Stop providing Putin with democratic credentials, Kasparov tells West
Last Updated: Tuesday, June 19, 2007 | 8:56 PM ET
CBC News
By accepting Vladimir Putin as a democrat, Canada and other Western governments have allowed the Russian president to continue running the country like a police state, former chess champion Gary Kasparov claimed Tuesday.
In a luncheon speech to Toronto's Empire Club, Kasparov said that to his dismay, the West's most powerful democratic leaders are continuing to treat Putin as one of them.
"In Putin's Russia today we have no civil society, no human rights, no rule of law and yet two weeks ago, the leaders of the free world sat down in Germany and treated Vladimir Putin as an equal."
Kasparov told his audience of mainly Canadian business people that Russia is quickly becoming a dictatorship, adding that all the national television networks are now controlled by Putin and his band of former KGB officers. And the once powerful Russian Parliament has become a toothless Kremlin lapdog, he said.
Kasparov's strong words of condemnation for the Kremlin fall squarely in line with his record of voicing dissent against the Putin administration.

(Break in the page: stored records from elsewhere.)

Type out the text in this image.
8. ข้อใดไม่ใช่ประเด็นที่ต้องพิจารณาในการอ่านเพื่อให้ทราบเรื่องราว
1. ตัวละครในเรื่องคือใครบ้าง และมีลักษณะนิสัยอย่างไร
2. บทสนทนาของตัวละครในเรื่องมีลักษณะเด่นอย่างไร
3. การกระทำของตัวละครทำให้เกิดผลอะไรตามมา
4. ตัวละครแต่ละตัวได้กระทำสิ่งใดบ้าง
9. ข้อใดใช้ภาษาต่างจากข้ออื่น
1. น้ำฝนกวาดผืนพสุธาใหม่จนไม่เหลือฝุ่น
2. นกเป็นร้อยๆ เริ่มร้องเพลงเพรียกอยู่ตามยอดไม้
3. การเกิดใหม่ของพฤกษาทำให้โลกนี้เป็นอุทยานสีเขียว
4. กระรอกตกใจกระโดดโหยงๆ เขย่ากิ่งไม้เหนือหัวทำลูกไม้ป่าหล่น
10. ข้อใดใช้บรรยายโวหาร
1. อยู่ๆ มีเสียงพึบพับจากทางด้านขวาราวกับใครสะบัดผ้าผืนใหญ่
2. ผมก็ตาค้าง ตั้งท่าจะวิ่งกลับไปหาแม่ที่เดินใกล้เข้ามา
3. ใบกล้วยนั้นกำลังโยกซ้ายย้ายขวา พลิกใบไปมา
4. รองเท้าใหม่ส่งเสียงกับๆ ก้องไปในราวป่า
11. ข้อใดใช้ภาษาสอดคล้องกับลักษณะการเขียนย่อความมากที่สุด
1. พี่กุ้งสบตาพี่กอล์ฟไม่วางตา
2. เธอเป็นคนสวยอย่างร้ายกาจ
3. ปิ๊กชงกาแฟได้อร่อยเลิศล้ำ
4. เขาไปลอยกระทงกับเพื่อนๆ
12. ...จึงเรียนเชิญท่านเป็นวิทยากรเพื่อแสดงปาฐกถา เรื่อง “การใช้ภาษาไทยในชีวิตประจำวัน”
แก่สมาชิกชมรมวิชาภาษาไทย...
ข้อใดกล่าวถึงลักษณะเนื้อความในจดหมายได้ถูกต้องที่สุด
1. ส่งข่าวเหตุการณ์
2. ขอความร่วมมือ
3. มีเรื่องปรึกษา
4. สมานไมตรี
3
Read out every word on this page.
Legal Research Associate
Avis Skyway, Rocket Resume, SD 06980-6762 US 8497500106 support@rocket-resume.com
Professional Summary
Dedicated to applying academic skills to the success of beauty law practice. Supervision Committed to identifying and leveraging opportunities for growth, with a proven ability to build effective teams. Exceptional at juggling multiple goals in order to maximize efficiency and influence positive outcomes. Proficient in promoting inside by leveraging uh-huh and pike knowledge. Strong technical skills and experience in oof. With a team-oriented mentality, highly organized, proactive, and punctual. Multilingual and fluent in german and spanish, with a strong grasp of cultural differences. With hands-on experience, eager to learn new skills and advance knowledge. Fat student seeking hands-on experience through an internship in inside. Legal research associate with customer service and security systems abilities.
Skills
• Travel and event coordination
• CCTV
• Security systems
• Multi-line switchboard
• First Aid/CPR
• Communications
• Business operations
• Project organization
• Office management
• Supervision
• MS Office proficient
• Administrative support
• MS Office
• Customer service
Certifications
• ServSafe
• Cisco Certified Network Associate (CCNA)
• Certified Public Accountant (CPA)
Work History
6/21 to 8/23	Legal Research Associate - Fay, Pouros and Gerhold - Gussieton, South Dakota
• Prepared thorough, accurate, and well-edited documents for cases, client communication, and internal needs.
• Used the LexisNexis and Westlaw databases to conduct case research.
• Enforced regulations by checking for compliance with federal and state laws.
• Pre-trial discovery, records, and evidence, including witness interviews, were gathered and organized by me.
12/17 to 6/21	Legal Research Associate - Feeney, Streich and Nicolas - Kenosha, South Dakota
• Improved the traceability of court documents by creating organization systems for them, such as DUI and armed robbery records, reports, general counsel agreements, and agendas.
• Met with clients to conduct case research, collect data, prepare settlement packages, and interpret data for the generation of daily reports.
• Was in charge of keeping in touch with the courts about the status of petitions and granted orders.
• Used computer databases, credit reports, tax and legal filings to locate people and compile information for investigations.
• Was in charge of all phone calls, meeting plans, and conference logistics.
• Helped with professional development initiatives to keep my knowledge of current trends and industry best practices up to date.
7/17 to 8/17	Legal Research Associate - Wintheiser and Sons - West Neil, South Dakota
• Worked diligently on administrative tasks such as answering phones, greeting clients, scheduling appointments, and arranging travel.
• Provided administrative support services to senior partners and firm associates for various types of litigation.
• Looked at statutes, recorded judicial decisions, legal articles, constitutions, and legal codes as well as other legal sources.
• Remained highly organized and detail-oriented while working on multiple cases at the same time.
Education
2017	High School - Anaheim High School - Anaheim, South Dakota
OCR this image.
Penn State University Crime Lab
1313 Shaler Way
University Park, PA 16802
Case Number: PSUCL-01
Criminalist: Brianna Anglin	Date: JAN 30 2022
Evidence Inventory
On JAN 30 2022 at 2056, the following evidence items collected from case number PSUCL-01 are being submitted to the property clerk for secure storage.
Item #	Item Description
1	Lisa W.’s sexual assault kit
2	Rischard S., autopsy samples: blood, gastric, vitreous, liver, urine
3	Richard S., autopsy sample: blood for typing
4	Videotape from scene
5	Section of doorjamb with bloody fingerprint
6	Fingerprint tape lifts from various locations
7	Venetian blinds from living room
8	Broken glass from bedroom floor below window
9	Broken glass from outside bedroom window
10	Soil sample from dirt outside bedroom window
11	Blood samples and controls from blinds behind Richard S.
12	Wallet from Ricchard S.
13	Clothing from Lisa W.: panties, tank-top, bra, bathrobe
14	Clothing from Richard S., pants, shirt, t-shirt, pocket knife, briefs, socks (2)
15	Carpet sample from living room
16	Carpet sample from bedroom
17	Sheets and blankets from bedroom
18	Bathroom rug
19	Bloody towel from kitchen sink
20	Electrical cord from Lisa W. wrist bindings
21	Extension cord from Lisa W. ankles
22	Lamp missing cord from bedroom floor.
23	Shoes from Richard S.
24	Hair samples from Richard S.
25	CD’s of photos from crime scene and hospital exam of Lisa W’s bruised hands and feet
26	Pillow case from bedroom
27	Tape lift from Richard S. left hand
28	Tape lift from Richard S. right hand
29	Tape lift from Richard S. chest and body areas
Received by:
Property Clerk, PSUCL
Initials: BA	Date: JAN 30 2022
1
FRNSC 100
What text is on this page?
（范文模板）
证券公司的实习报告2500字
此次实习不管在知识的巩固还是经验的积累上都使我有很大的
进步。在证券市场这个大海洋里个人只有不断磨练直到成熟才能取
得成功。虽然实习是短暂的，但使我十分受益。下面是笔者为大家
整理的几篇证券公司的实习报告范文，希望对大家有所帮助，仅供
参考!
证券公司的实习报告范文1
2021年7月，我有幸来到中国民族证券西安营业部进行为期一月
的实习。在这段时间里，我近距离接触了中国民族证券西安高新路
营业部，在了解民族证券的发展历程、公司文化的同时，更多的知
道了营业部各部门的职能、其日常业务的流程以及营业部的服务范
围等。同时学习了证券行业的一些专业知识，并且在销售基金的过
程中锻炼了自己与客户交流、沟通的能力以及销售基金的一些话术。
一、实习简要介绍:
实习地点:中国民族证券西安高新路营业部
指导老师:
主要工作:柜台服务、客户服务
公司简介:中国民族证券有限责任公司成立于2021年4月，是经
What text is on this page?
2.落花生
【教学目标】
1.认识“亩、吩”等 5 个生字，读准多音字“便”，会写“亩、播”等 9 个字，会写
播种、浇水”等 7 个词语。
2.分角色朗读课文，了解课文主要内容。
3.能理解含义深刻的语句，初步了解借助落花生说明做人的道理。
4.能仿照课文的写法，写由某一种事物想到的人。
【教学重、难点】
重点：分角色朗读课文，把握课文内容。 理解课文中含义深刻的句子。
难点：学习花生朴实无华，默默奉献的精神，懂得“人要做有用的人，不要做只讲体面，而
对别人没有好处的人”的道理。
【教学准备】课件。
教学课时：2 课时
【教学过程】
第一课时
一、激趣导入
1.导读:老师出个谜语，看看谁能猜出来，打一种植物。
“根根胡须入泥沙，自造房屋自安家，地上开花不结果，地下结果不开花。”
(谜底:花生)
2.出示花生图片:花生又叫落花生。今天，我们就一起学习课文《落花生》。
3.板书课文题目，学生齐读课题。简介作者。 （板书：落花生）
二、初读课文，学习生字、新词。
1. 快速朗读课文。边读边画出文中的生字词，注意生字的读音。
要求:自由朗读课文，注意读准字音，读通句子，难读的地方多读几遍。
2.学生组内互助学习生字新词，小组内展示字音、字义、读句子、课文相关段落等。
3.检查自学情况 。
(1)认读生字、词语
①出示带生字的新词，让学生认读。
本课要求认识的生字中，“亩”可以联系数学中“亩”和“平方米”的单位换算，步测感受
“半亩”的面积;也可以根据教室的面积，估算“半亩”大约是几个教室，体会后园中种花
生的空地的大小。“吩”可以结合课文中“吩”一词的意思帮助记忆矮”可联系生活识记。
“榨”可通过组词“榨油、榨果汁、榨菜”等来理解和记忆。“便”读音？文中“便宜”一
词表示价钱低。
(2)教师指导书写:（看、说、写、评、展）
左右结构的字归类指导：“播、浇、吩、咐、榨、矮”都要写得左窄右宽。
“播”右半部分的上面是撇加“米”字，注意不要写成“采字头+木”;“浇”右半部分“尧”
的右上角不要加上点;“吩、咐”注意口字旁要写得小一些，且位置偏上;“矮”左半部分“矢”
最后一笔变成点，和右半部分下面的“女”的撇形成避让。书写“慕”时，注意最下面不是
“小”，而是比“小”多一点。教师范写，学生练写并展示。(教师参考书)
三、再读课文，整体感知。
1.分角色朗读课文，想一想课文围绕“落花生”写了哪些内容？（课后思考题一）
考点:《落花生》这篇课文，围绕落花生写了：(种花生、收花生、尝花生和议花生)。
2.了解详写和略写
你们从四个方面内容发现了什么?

In April, Kasparov, who is chairman of Russia's United Civil front, was arrested along with 170 demonstrators at a 5,000-strong march in Moscow.
The following month, he was prevented by police from boarding a flight to Samara, where he planned to take part in a protest march coinciding with a Russia-EU summit.
"The glimmer of democracy during Boris Yeltsin's years, however messy, [is] being entirely extinguished … Russia today is a police state masquerading as a democracy," Kasparov said.
Kasparov added that Putin "needs the help of the free world" to maintain that illusion and urged the Canadian government and other countries to "stop providing Putin with democratic credentials."
Kasparov said the democratic opposition in Russia doesn't expect the West to win their fight for them. But he said if the West would begin to shred Putin's cover story that he's a democrat, the Russian public would start to ask questions.
"The message to send to Moscow is that Putin cannot act like [Belarus President Alexander] Lukashenko, or [Venezuelan Leader Hugo] Chavez, or [Zimbabwe President Robert] Mugabe and be treated as a democratic leader."
Kasparov also accused the Kremlin of being behind the murders of critics such as investigative journalist Anna Politkovskaya.
"I do not know the name of the exact person who murdered Anna Politkovskaya but I know their address."